Gastroenterology Coding Alert

Reader Question:

Consult Prior to Screening Colonoscopy

Question: Which ICD-9 code should be used to report a consultation performed prior to a screening colonoscopy? We are doing a specialty-specific comprehensive history and physical prior to the procedure, always on a separate date. We complete a comprehensive history and specialty-specific physical exam along with detailed informed consent discussion. Our nurses then typically spend an additional 10-15 minutes discussing prep, risks, obtaining consent signature, etc. Usually we can elicit at least some gastrointestinal problem during the interview or exam, but occasionally there is absolutely nothing.
Nevada Subscriber
Answer: If the patient has no gastrointestinal signs or symptoms, you should use diagnosis code V76.51 (special screening for malignant neoplasms, colon).
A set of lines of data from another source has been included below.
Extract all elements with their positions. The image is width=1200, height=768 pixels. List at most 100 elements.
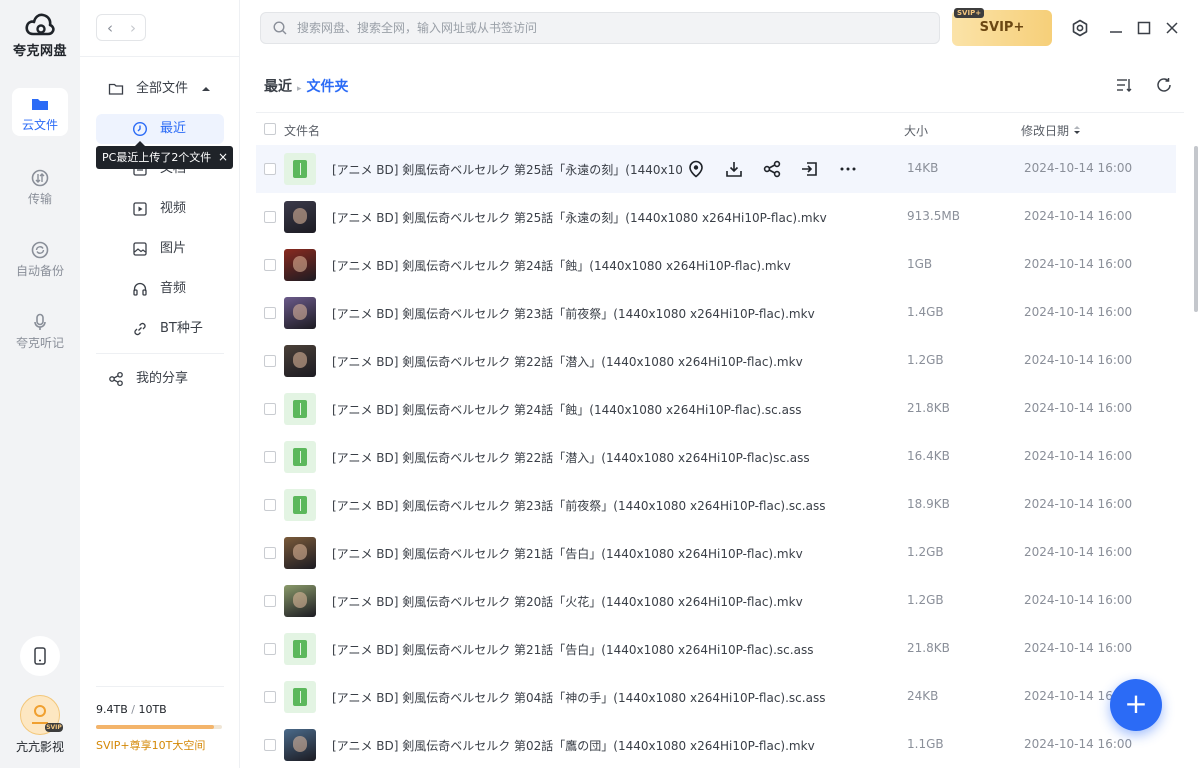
file-name[interactable]: [アニメ BD] 剣風伝奇ベルセルク 第25話「永遠の刻」(1440x1080 …	[332, 161, 682, 178]
scrollbar[interactable]	[1194, 146, 1198, 312]
video-thumbnail	[284, 297, 316, 329]
back-button[interactable]: ‹	[98, 18, 122, 38]
rail-item-cloud-files[interactable]: 云文件	[12, 88, 68, 136]
row-checkbox[interactable]	[264, 163, 276, 175]
nav-all-files[interactable]: 全部文件	[96, 74, 224, 104]
storage-bar-fill	[96, 725, 215, 729]
subtitle-file-icon	[284, 441, 316, 473]
row-checkbox[interactable]	[264, 691, 276, 703]
headphones-icon	[133, 282, 147, 296]
table-row[interactable]: [アニメ BD] 剣風伝奇ベルセルク 第24話「蝕」(1440x1080 x26…	[256, 385, 1176, 433]
nav-item-bt-torrent[interactable]: BT种子	[96, 314, 224, 344]
video-icon	[133, 202, 147, 216]
subtitle-file-icon	[284, 153, 316, 185]
svip-upgrade-button[interactable]: SVIP+ SVIP+	[952, 8, 1052, 46]
column-header-name[interactable]: 文件名	[284, 122, 320, 139]
add-fab-button[interactable]: +	[1110, 679, 1162, 731]
forward-button[interactable]: ›	[121, 18, 145, 38]
file-name[interactable]: [アニメ BD] 剣風伝奇ベルセルク 第20話「火花」(1440x1080 x2…	[332, 593, 852, 610]
file-name[interactable]: [アニメ BD] 剣風伝奇ベルセルク 第04話「神の手」(1440x1080 x…	[332, 689, 852, 706]
sort-desc-icon[interactable]	[1073, 125, 1081, 135]
row-checkbox[interactable]	[264, 355, 276, 367]
nav-item-images[interactable]: 图片	[96, 234, 224, 264]
table-row[interactable]: [アニメ BD] 剣風伝奇ベルセルク 第21話「告白」(1440x1080 x2…	[256, 529, 1176, 577]
table-row[interactable]: [アニメ BD] 剣風伝奇ベルセルク 第25話「永遠の刻」(1440x1080 …	[256, 145, 1176, 193]
file-name[interactable]: [アニメ BD] 剣風伝奇ベルセルク 第25話「永遠の刻」(1440x1080 …	[332, 209, 852, 226]
maximize-icon[interactable]	[1134, 18, 1154, 38]
share-icon[interactable]	[762, 159, 782, 179]
file-name[interactable]: [アニメ BD] 剣風伝奇ベルセルク 第24話「蝕」(1440x1080 x26…	[332, 401, 852, 418]
subtitle-file-icon	[284, 393, 316, 425]
file-name[interactable]: [アニメ BD] 剣風伝奇ベルセルク 第02話「鷹の団」(1440x1080 x…	[332, 737, 852, 754]
row-checkbox[interactable]	[264, 451, 276, 463]
more-icon[interactable]	[838, 159, 858, 179]
nav-item-audio[interactable]: 音频	[96, 274, 224, 304]
table-row[interactable]: [アニメ BD] 剣風伝奇ベルセルク 第04話「神の手」(1440x1080 x…	[256, 673, 1176, 721]
nav-item-label: BT种子	[160, 321, 203, 336]
row-checkbox[interactable]	[264, 499, 276, 511]
file-name[interactable]: [アニメ BD] 剣風伝奇ベルセルク 第21話「告白」(1440x1080 x2…	[332, 641, 852, 658]
nav-item-label: 最近	[160, 121, 187, 136]
storage-bar	[96, 725, 222, 729]
column-header-size[interactable]: 大小	[904, 122, 928, 139]
file-date: 2024-10-14 16:00	[1024, 257, 1133, 271]
table-row[interactable]: [アニメ BD] 剣風伝奇ベルセルク 第25話「永遠の刻」(1440x1080 …	[256, 193, 1176, 241]
table-row[interactable]: [アニメ BD] 剣風伝奇ベルセルク 第24話「蝕」(1440x1080 x26…	[256, 241, 1176, 289]
rail-item-transfer[interactable]: 传输	[12, 162, 68, 210]
row-checkbox[interactable]	[264, 259, 276, 271]
file-name[interactable]: [アニメ BD] 剣風伝奇ベルセルク 第22話「潜入」(1440x1080 x2…	[332, 449, 852, 466]
breadcrumb-recent[interactable]: 最近	[264, 79, 292, 95]
thumbnail-figure	[293, 592, 307, 608]
svip-promo-link[interactable]: SVIP+尊享10T大空间	[96, 737, 205, 753]
select-all-checkbox[interactable]	[264, 123, 276, 135]
row-checkbox[interactable]	[264, 547, 276, 559]
video-thumbnail	[284, 249, 316, 281]
table-row[interactable]: [アニメ BD] 剣風伝奇ベルセルク 第21話「告白」(1440x1080 x2…	[256, 625, 1176, 673]
file-name[interactable]: [アニメ BD] 剣風伝奇ベルセルク 第21話「告白」(1440x1080 x2…	[332, 545, 852, 562]
row-checkbox[interactable]	[264, 595, 276, 607]
table-row[interactable]: [アニメ BD] 剣風伝奇ベルセルク 第22話「潜入」(1440x1080 x2…	[256, 337, 1176, 385]
nav-item-video[interactable]: 视频	[96, 194, 224, 224]
rail-item-quark-notes[interactable]: 夸克听记	[12, 306, 68, 354]
locate-icon[interactable]	[686, 159, 706, 179]
refresh-icon[interactable]	[1155, 76, 1173, 94]
row-checkbox[interactable]	[264, 307, 276, 319]
table-row[interactable]: [アニメ BD] 剣風伝奇ベルセルク 第23話「前夜祭」(1440x1080 x…	[256, 289, 1176, 337]
file-name[interactable]: [アニメ BD] 剣風伝奇ベルセルク 第22話「潜入」(1440x1080 x2…	[332, 353, 852, 370]
row-actions	[686, 159, 866, 179]
row-checkbox[interactable]	[264, 643, 276, 655]
file-date: 2024-10-14 16:00	[1024, 449, 1133, 463]
row-checkbox[interactable]	[264, 211, 276, 223]
transfer-icon	[31, 169, 49, 187]
table-row[interactable]: [アニメ BD] 剣風伝奇ベルセルク 第22話「潜入」(1440x1080 x2…	[256, 433, 1176, 481]
user-avatar[interactable]: SVIP	[20, 695, 63, 735]
table-row[interactable]: [アニメ BD] 剣風伝奇ベルセルク 第02話「鷹の団」(1440x1080 x…	[256, 721, 1176, 768]
row-checkbox[interactable]	[264, 739, 276, 751]
table-row[interactable]: [アニメ BD] 剣風伝奇ベルセルク 第23話「前夜祭」(1440x1080 x…	[256, 481, 1176, 529]
column-header-date[interactable]: 修改日期	[1021, 122, 1069, 139]
file-name[interactable]: [アニメ BD] 剣風伝奇ベルセルク 第24話「蝕」(1440x1080 x26…	[332, 257, 852, 274]
nav-my-share[interactable]: 我的分享	[96, 364, 224, 394]
file-name[interactable]: [アニメ BD] 剣風伝奇ベルセルク 第23話「前夜祭」(1440x1080 x…	[332, 305, 852, 322]
video-thumbnail	[284, 585, 316, 617]
table-row[interactable]: [アニメ BD] 剣風伝奇ベルセルク 第20話「火花」(1440x1080 x2…	[256, 577, 1176, 625]
download-icon[interactable]	[724, 159, 744, 179]
settings-icon[interactable]	[1070, 18, 1090, 38]
file-name[interactable]: [アニメ BD] 剣風伝奇ベルセルク 第23話「前夜祭」(1440x1080 x…	[332, 497, 852, 514]
document-page-icon	[293, 640, 307, 658]
file-size: 913.5MB	[907, 209, 960, 223]
file-size: 24KB	[907, 689, 939, 703]
nav-item-recent[interactable]: 最近	[96, 114, 224, 144]
minimize-icon[interactable]	[1106, 18, 1126, 38]
mobile-device-button[interactable]	[20, 636, 60, 676]
sort-list-icon[interactable]	[1115, 76, 1133, 94]
tooltip-close-icon[interactable]: ×	[218, 146, 228, 169]
svip-badge: SVIP+	[954, 8, 985, 18]
close-icon[interactable]	[1162, 18, 1182, 38]
row-checkbox[interactable]	[264, 403, 276, 415]
divider	[80, 56, 240, 57]
search-bar[interactable]	[260, 12, 940, 44]
rail-item-auto-backup[interactable]: 自动备份	[12, 234, 68, 282]
move-to-icon[interactable]	[800, 159, 820, 179]
search-input[interactable]	[297, 19, 917, 37]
Don't expect to get reimbursed for the consultation, however, even though it appears you are doing a thorough workup of the patient. 
In general, Medicare does not pay for preventive services. Neither do most commercial insurers. Medicare's coverage of screening colonoscopies and flexible sigmoid-oscopies is the exception to that rule, but it will not cover the office visit that most gastroenterologists require before they perform the screening procedure. 
Many gastroenterologists have the patient sign a waiver acknowledging financial responsibility for the consultation. When the patient calls to set up the office visit, he or she is informed that consultation is not a covered service, and that he or she must pay for it.